Again and again his spear drew blood, but apparently it seemed only to enrage
the monster.
Then before the
warrior knew it, the wall of the ravine was at his back and he heard A-aea
shriek as the monster rushed in. The spear was torn from his hand and he was in
the grasp of his foe. The great arms encircled his neck and shoulders, the
great fangs sought his throat. He thrust his elbow under the retreating chin of
his antagonist, and with his free hand struck the hideous face again and again;
blows that would have felled an ordinary man but which the Neandertal beast did
not even notice.
Ga-nor felt
consciousness going from him.
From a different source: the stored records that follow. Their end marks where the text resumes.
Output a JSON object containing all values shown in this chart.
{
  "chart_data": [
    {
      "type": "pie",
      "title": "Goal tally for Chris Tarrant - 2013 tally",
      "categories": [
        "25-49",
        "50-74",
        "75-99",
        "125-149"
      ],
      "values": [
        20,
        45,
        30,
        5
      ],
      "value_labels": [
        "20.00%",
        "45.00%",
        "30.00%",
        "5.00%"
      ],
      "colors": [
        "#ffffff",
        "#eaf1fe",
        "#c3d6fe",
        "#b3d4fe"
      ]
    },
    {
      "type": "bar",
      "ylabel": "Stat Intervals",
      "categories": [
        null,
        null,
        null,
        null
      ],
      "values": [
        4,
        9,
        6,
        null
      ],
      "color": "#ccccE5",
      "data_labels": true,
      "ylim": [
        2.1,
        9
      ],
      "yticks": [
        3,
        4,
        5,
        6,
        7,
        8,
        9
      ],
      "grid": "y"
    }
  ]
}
The terrific arms were crushing him, threatening
to break his neck. Over the shoulder of his foe he saw the girl approaching
with a great stone, and he tried to motion her back.
With a great
effort he reached down over the monster's arm and found his ax. But so close
were they clinched together that he could not draw it. The Neandertal man set
himself to break his foe to pieces as one breaks a stick. But Ga-nor's elbow
was thrust under his chin, and the more the Neandertal man tugged, the deeper
drove the elbow into this hairy throat. Presently he realized that fact and
flung Ga- nor away from him. As he did so, the warrior drew his ax, and
striking with the fury of desperation, clove the monster's head.
For a minute
Ga-nor stood reeling above his foe, then he felt a soft form within his arms
and saw a pretty face, close to his.
"Ga-nor!"
A-aea whispered, and Ga-nor gathered the girl in his arms.
"What I have
fought for I will keep," said he.
And so it was
that the girl who went forth into the forest in the arms of an abductor came
back in the arms of a lover and a mate.